No kidding. Her most recent bout of overexertion makes three major leg injuries in as many years. For a competitive skiier poised to win national and international accolades, that's a difficult obstacle to overcome. That she's laughing about it could be a good sign.

"When I qualified for the national ski team my senior year in high school, I made history," she says. "I was the first person to qualify for the U.S. Ski Team from the state of Virginia."

Lesmasurier is on the development team, a group of five promising skiers believed to be the future of American competitive skiing.

It takes sacrifice to develop that degree of skill by the age of 19, and Lesmasurier began paying her dues when she was barely out of kindergarten. She began skiing as a six-year-old, and by the time she was eight, her family was enthusiastic enough to relocate to Wintergreen in order to train Lesley and her older sister Jane, also an accomplished skier.

At Wintergreen Lesley helped start a six-member racing team that has since mushroomed into a huge institution with nearly 100 participants. In ninth grade, she left for Vermont for an intense training regimen at the famed Burke Mountain Academy.

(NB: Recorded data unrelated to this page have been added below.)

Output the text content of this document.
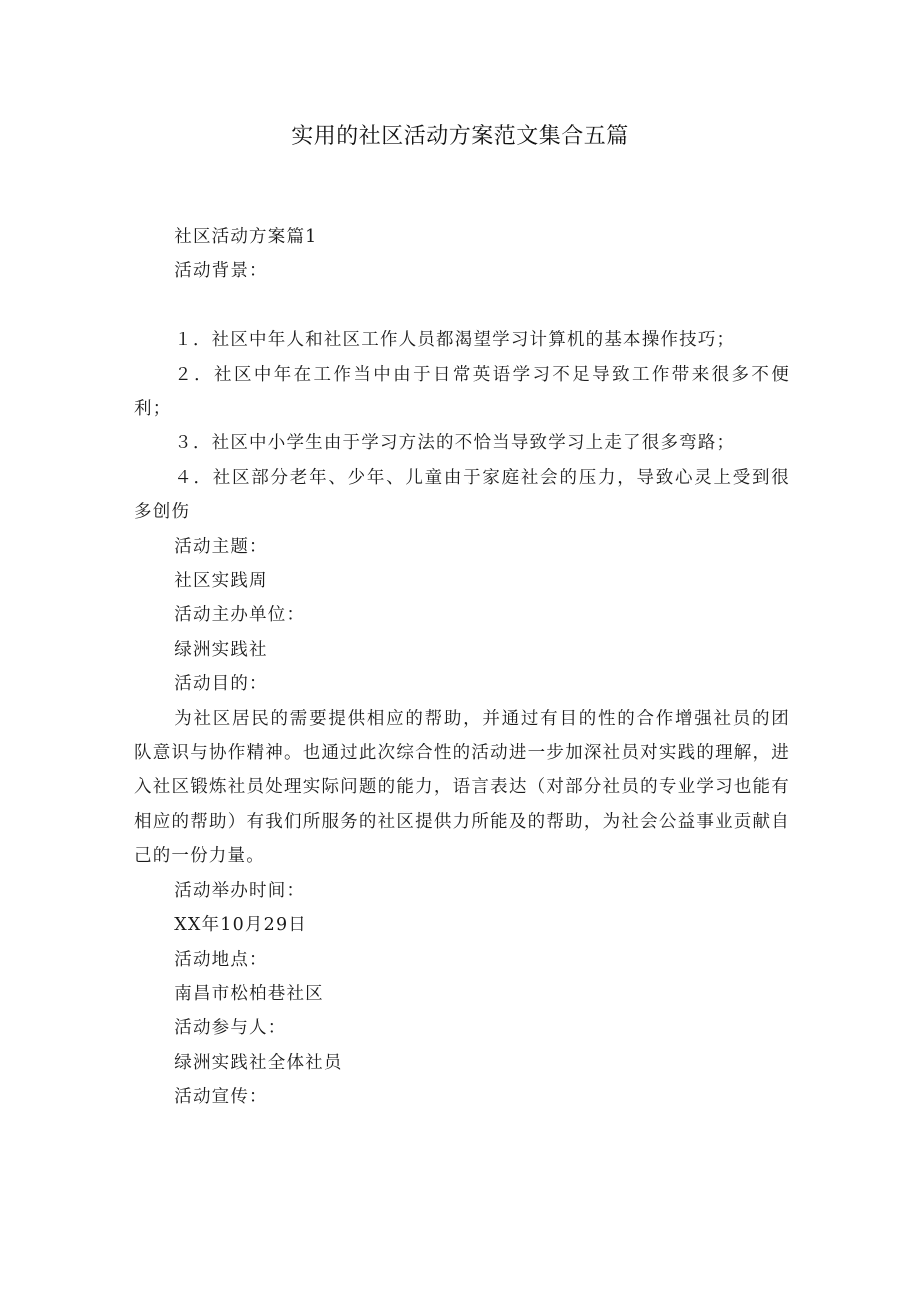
实用的社区活动方案范文集合五篇

社区活动方案篇1

活动背景：

１．社区中年人和社区工作人员都渴望学习计算机的基本操作技巧；

２．社区中年在工作当中由于日常英语学习不足导致工作带来很多不便利；

３．社区中小学生由于学习方法的不恰当导致学习上走了很多弯路；

４．社区部分老年、少年、儿童由于家庭社会的压力，导致心灵上受到很多创伤

活动主题：

社区实践周

活动主办单位：

绿洲实践社

活动目的：

为社区居民的需要提供相应的帮助，并通过有目的性的合作增强社员的团队意识与协作精神。也通过此次综合性的活动进一步加深社员对实践的理解，进入社区锻炼社员处理实际问题的能力，语言表达（对部分社员的专业学习也能有相应的帮助）有我们所服务的社区提供力所能及的帮助，为社会公益事业贡献自己的一份力量。

活动举办时间：

XX年10月29日

活动地点：

南昌市松柏巷社区

活动参与人：

绿洲实践社全体社员

活动宣传：
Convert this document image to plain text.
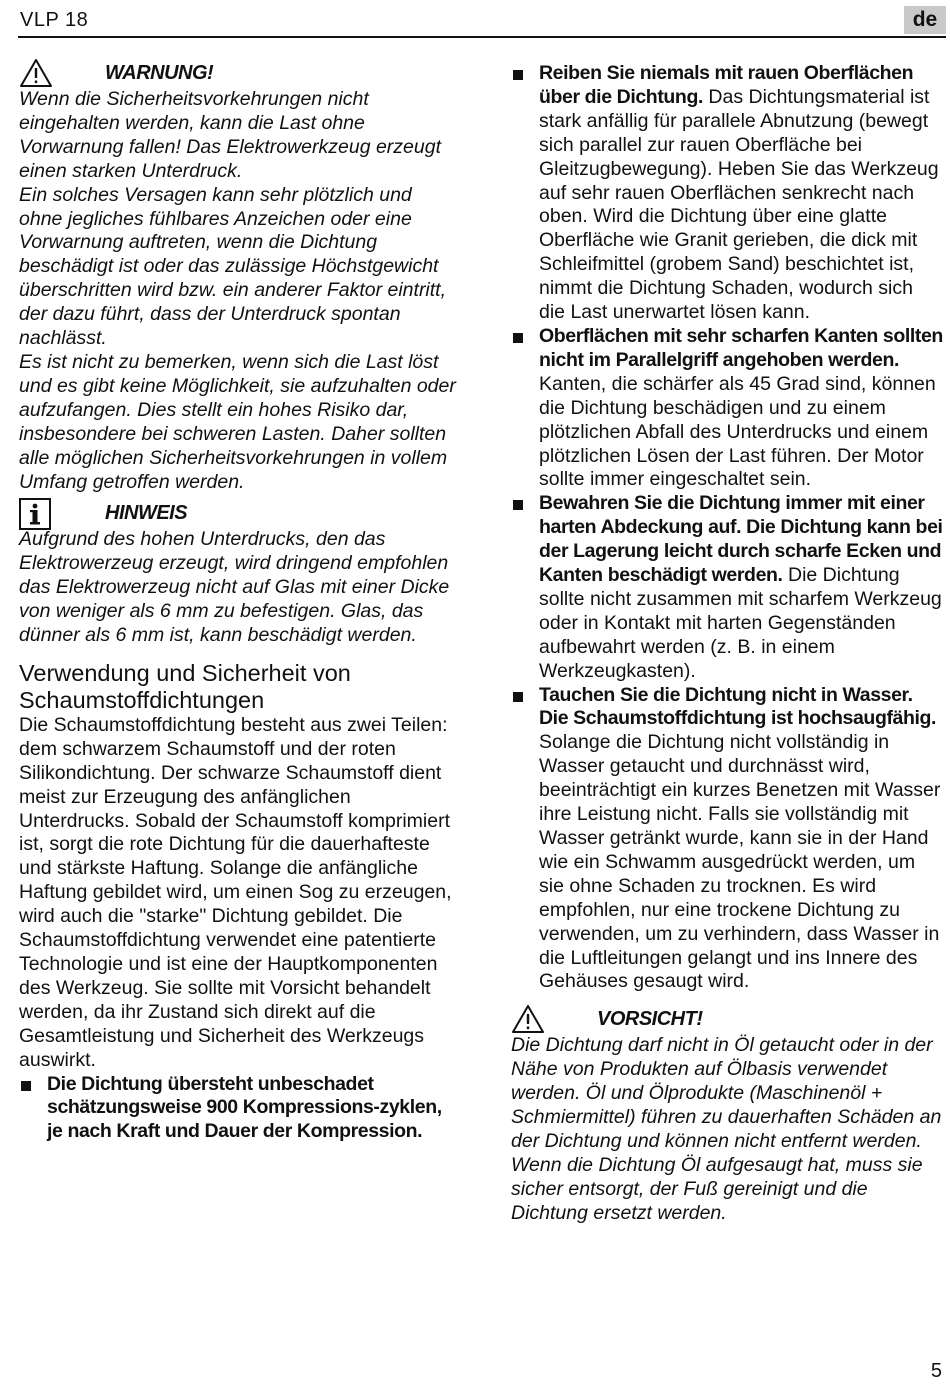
VLP 18	de
WARNUNG!

Wenn die Sicherheitsvorkehrungen nicht eingehalten werden, kann die Last ohne Vorwarnung fallen! Das Elektrowerkzeug erzeugt einen starken Unterdruck.

Ein solches Versagen kann sehr plötzlich und ohne jegliches fühlbares Anzeichen oder eine Vorwarnung auftreten, wenn die Dichtung beschädigt ist oder das zulässige Höchstgewicht überschritten wird bzw. ein anderer Faktor eintritt, der dazu führt, dass der Unterdruck spontan nachlässt.

Es ist nicht zu bemerken, wenn sich die Last löst und es gibt keine Möglichkeit, sie aufzuhalten oder aufzufangen. Dies stellt ein hohes Risiko dar, insbesondere bei schweren Lasten. Daher sollten alle möglichen Sicherheitsvorkehrungen in vollem Umfang getroffen werden.

HINWEIS

Aufgrund des hohen Unterdrucks, den das Elektrowerzeug erzeugt, wird dringend empfohlen das Elektrowerzeug nicht auf Glas mit einer Dicke von weniger als 6 mm zu befestigen. Glas, das dünner als 6 mm ist, kann beschädigt werden.

Verwendung und Sicherheit von Schaumstoffdichtungen

Die Schaumstoffdichtung besteht aus zwei Teilen: dem schwarzem Schaumstoff und der roten Silikondichtung. Der schwarze Schaumstoff dient meist zur Erzeugung des anfänglichen Unterdrucks. Sobald der Schaumstoff komprimiert ist, sorgt die rote Dichtung für die dauerhafteste und stärkste Haftung. Solange die anfängliche Haftung gebildet wird, um einen Sog zu erzeugen, wird auch die "starke" Dichtung gebildet. Die Schaumstoffdichtung verwendet eine patentierte Technologie und ist eine der Hauptkomponenten des Werkzeug. Sie sollte mit Vorsicht behandelt werden, da ihr Zustand sich direkt auf die Gesamtleistung und Sicherheit des Werkzeugs auswirkt.

Die Dichtung übersteht unbeschadet schätzungsweise 900 Kompressions-zyklen, je nach Kraft und Dauer der Kompression.
Reiben Sie niemals mit rauen Oberflächen über die Dichtung. Das Dichtungsmaterial ist stark anfällig für parallele Abnutzung (bewegt sich parallel zur rauen Oberfläche bei Gleitzugbewegung). Heben Sie das Werkzeug auf sehr rauen Oberflächen senkrecht nach oben. Wird die Dichtung über eine glatte Oberfläche wie Granit gerieben, die dick mit Schleifmittel (grobem Sand) beschichtet ist, nimmt die Dichtung Schaden, wodurch sich die Last unerwartet lösen kann.
Oberflächen mit sehr scharfen Kanten sollten nicht im Parallelgriff angehoben werden. Kanten, die schärfer als 45 Grad sind, können die Dichtung beschädigen und zu einem plötzlichen Abfall des Unterdrucks und einem plötzlichen Lösen der Last führen. Der Motor sollte immer eingeschaltet sein.
Bewahren Sie die Dichtung immer mit einer harten Abdeckung auf. Die Dichtung kann bei der Lagerung leicht durch scharfe Ecken und Kanten beschädigt werden. Die Dichtung sollte nicht zusammen mit scharfem Werkzeug oder in Kontakt mit harten Gegenständen aufbewahrt werden (z. B. in einem Werkzeugkasten).
Tauchen Sie die Dichtung nicht in Wasser. Die Schaumstoffdichtung ist hochsaugfähig. Solange die Dichtung nicht vollständig in Wasser getaucht und durchnässt wird, beeinträchtigt ein kurzes Benetzen mit Wasser ihre Leistung nicht. Falls sie vollständig mit Wasser getränkt wurde, kann sie in der Hand wie ein Schwamm ausgedrückt werden, um sie ohne Schaden zu trocknen. Es wird empfohlen, nur eine trockene Dichtung zu verwenden, um zu verhindern, dass Wasser in die Luftleitungen gelangt und ins Innere des Gehäuses gesaugt wird.
VORSICHT!

Die Dichtung darf nicht in Öl getaucht oder in der Nähe von Produkten auf Ölbasis verwendet werden. Öl und Ölprodukte (Maschinenöl + Schmiermittel) führen zu dauerhaften Schäden an der Dichtung und können nicht entfernt werden. Wenn die Dichtung Öl aufgesaugt hat, muss sie sicher entsorgt, der Fuß gereinigt und die Dichtung ersetzt werden.

5
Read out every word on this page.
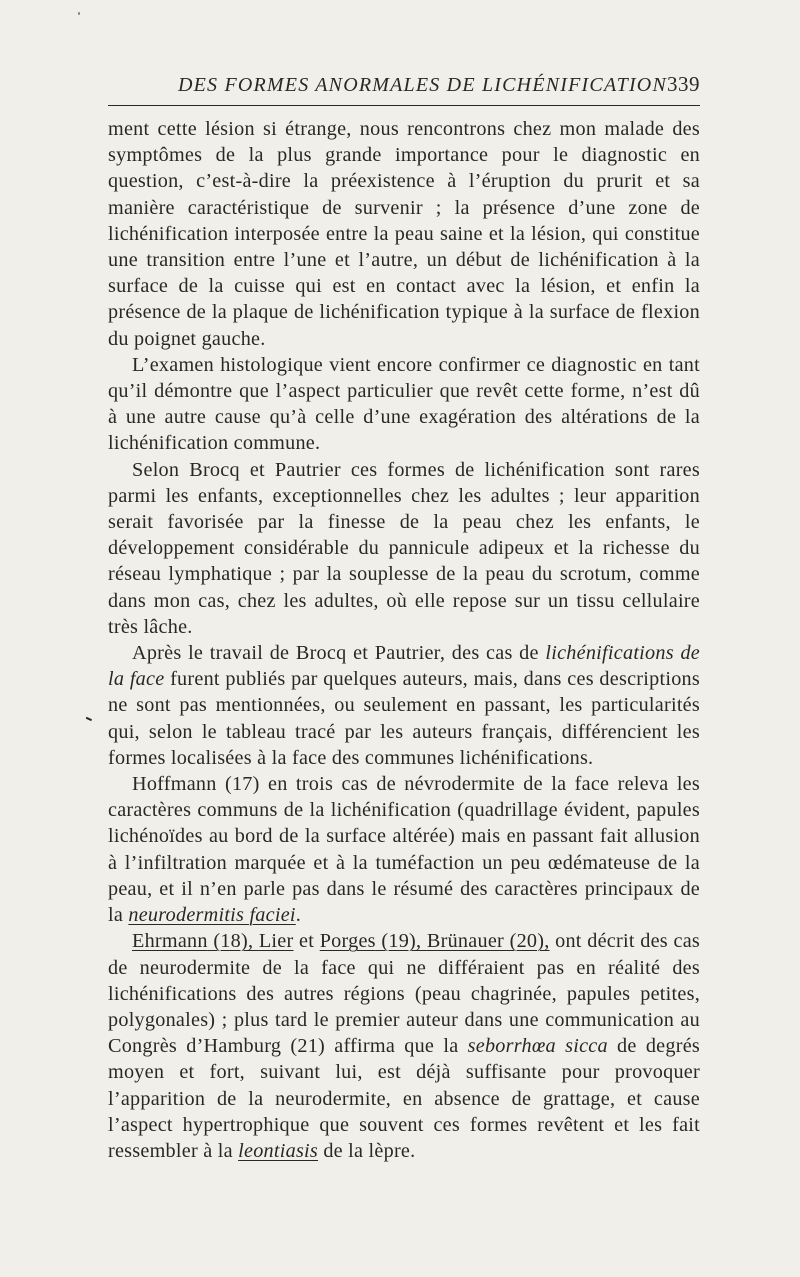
DES FORMES ANORMALES DE LICHÉNIFICATION 339

ment cette lésion si étrange, nous rencontrons chez mon malade des symptômes de la plus grande importance pour le diagnostic en question, c’est-à-dire la préexistence à l’éruption du prurit et sa manière caractéristique de survenir ; la présence d’une zone de lichénification interposée entre la peau saine et la lésion, qui constitue une transition entre l’une et l’autre, un début de lichénification à la surface de la cuisse qui est en contact avec la lésion, et enfin la présence de la plaque de lichénification typique à la surface de flexion du poignet gauche.

L’examen histologique vient encore confirmer ce diagnostic en tant qu’il démontre que l’aspect particulier que revêt cette forme, n’est dû à une autre cause qu’à celle d’une exagération des altérations de la lichénification commune.

Selon Brocq et Pautrier ces formes de lichénification sont rares parmi les enfants, exceptionnelles chez les adultes ; leur apparition serait favorisée par la finesse de la peau chez les enfants, le développement considérable du pannicule adipeux et la richesse du réseau lymphatique ; par la souplesse de la peau du scrotum, comme dans mon cas, chez les adultes, où elle repose sur un tissu cellulaire très lâche.

Après le travail de Brocq et Pautrier, des cas de lichénifications de la face furent publiés par quelques auteurs, mais, dans ces descriptions ne sont pas mentionnées, ou seulement en passant, les particularités qui, selon le tableau tracé par les auteurs français, différencient les formes localisées à la face des communes lichénifications.

Hoffmann (17) en trois cas de névrodermite de la face releva les caractères communs de la lichénification (quadrillage évident, papules lichénoïdes au bord de la surface altérée) mais en passant fait allusion à l’infiltration marquée et à la tuméfaction un peu œdémateuse de la peau, et il n’en parle pas dans le résumé des caractères principaux de la neurodermitis faciei.

Ehrmann (18), Lier et Porges (19), Brünauer (20), ont décrit des cas de neurodermite de la face qui ne différaient pas en réalité des lichénifications des autres régions (peau chagrinée, papules petites, polygonales) ; plus tard le premier auteur dans une communication au Congrès d’Hamburg (21) affirma que la seborrhœa sicca de degrés moyen et fort, suivant lui, est déjà suffisante pour provoquer l’apparition de la neurodermite, en absence de grattage, et cause l’aspect hypertrophique que souvent ces formes revêtent et les fait ressembler à la leontiasis de la lèpre.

Former Burke coach John Hale, now working for the U.S. Olympic Committee, trained Lesmasurier during her sophomore and junior years, cultivating the seeds of athletic prowess that are sprouting today.

"Being from Virginia, I think that it was definitely intimidating, skiing and racing at a national level," he says.

However, starting in Virginia may have worked in her favor. "With the northern kids," she explains, "it's so intense that most of them end up burning out by the time they're 15 or 16."

Lesmasurier ended up getting serious and leaving for Burke Mountain at an age when many of her would-be rivals were throwing in the towel. "Without Wintergreen, I wouldn't be where I am right now," she says, "It was a great place to learn and to grow up."

Now, having been identified as a potential champion, she's gearing up for a two-planked Continental rampage. She leaves later this month to attend the European Cups, a string of races that could lead to international competition and perhaps eventually even to the Olympics.

"She's pretty intense," says teammate Katie Hitchcock, "You kind of have to be like, 'Lesley, settle down.' She puts on her iPod and listens to it by herself in the corner. It's pretty funny."

With so much on the line, she probably has "Eye of the Tiger" on infinite repeat.